All large organizations today need to process ever increasing volumes of content in all its forms, including data, plain text, hypertext  and markup (XML, SGML, HTML), for delivery to enterprise information portals or supply chain partners. When content needs to be acquired from multiple diverse sources, converted, validated, integrated and transformed, the processing of that content rapidly becomes very complex, and a major issue for many organizations. Processing bottlenecks can readily occur within enterprise information architectures that need to ensure the real-time delivery of content to hundreds, or possibly thousands of online users. When systems need to be modified or maintained, and processing volumes increase substantially, the situation can rapidly deteriorate. Building high-performance content processing solutions requires specialist content engineering skills, supported by specialist content processing tools, seamlessly embedded within enterprise information architectures.

The OmniMark Solution

OmniMark has been built from the ground up to provide content engineers with a high-performance content processing platform able to support the most demanding content processing applications.

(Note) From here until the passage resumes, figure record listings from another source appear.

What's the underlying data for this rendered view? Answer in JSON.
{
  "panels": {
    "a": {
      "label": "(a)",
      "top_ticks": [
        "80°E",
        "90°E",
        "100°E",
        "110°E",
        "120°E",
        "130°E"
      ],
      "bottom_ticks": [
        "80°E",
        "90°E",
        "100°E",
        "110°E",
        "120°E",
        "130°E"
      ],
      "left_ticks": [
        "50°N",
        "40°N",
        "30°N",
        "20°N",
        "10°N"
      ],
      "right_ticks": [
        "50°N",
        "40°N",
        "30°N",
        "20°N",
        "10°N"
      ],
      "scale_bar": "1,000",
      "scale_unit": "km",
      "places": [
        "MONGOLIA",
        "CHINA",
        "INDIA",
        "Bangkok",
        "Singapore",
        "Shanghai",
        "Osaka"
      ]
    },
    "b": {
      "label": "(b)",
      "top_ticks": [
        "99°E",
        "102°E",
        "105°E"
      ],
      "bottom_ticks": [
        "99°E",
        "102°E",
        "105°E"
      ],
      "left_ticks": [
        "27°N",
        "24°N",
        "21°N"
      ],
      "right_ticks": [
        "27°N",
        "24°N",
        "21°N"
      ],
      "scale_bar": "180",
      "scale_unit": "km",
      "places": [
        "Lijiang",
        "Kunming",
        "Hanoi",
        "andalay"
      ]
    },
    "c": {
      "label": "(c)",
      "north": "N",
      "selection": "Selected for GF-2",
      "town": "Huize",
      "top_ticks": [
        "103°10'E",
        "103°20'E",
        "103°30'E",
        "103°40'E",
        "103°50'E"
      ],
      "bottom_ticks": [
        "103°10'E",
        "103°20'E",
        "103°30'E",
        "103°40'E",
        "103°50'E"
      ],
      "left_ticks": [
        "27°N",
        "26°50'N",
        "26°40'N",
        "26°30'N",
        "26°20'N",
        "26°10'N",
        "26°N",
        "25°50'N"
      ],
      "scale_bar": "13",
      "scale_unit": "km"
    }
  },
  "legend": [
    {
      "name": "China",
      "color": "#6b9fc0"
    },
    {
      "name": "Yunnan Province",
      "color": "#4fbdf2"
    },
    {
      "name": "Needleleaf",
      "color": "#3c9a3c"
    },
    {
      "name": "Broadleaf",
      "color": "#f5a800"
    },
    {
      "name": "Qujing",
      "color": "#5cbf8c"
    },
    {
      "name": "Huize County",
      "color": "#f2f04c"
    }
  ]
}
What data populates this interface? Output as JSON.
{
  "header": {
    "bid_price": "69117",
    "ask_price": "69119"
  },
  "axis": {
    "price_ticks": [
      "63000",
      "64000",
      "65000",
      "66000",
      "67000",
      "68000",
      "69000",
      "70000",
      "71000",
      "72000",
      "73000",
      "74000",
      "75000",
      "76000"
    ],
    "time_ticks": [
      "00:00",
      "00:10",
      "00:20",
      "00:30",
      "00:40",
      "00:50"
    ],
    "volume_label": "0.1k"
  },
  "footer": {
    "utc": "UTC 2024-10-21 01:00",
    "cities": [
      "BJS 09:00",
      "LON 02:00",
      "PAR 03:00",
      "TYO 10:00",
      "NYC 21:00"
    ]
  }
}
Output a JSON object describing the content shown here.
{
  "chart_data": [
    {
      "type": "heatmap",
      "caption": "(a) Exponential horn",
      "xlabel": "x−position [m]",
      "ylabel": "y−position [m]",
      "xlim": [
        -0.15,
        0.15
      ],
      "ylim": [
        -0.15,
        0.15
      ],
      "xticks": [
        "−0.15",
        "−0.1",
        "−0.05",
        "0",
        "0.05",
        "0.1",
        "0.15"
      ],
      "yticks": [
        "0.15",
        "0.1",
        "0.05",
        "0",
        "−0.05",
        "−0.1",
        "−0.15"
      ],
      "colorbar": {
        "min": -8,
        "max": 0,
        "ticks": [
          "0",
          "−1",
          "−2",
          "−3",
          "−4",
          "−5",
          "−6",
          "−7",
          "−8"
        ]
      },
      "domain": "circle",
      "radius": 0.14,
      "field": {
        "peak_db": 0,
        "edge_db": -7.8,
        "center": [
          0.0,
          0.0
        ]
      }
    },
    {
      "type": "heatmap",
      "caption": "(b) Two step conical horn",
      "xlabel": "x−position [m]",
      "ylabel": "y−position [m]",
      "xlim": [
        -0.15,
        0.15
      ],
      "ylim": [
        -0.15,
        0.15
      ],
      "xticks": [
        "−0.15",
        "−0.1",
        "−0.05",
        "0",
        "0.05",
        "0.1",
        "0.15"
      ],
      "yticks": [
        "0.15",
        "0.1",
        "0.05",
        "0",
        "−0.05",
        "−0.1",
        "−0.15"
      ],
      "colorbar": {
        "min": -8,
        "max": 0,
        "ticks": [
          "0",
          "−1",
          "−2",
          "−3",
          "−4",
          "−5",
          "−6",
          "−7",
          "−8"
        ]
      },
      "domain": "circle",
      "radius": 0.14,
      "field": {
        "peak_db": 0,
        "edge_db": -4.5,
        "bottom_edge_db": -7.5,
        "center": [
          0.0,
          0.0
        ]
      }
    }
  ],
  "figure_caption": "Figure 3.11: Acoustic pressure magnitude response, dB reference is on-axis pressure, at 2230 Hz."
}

It has evolved from being a domain specific, text processing language used for processing marked-up files and unstructured text, to become a single, integrated content processing platform featuring a wide range of connectivity and integration capabilities. OmniMark is able to process content from any source and deliver precisely-tailored information, on demand, to everyone who needs it. Increasingly this means streaming content into other applications, where specialized tasks are performed in specialized environments.

Open Standards

The ability to seamlessly combine pattern-based text and data processing with structured markup parsing allows developers to create powerful hybrid applications. When it comes to XML, OmniMark supports well-formed and schema-based parsing, being equipped with both a built-in XML parser and an interface to external parsers. SGML is fully supported including the latest amendments to the standard that were made to accommodate the adjustments needed by XML. OmniMark supports the W3C XML Schema via an External Parser Interface (EPI). The EPI also allows other types of XML Schema to be directly supported in OmniMark’s Markup Processing domain, including non-XML or customer-specified XML protocols. An XSLT processor is integrated for performing specific markup processing tasks or when working with small XML instances and applying multiple views to the same content.

Connectivity and Integration

Broad connectivity and communication options allow OmniMark to interact with other applications via application program interfaces (APIs) and user interfaces. Most major networking protocols are supported, including TCP/IP, HTTP, HTTPS, FTP and mail (POP3 and SMTP). Data sources and sinks may be accessed transparently via URLs, whether they are on a local machine, corporate network, or public internet.

In addition, OmniMark supports sophisticated high-level database access via ODBC and XQuery. It has extensive support for the native Oracle Call Interface 11g. It also includes directory connectivity via LDAP. OmniMark functionality can be extended through its SDK to support other emerging protocols and specific APIs.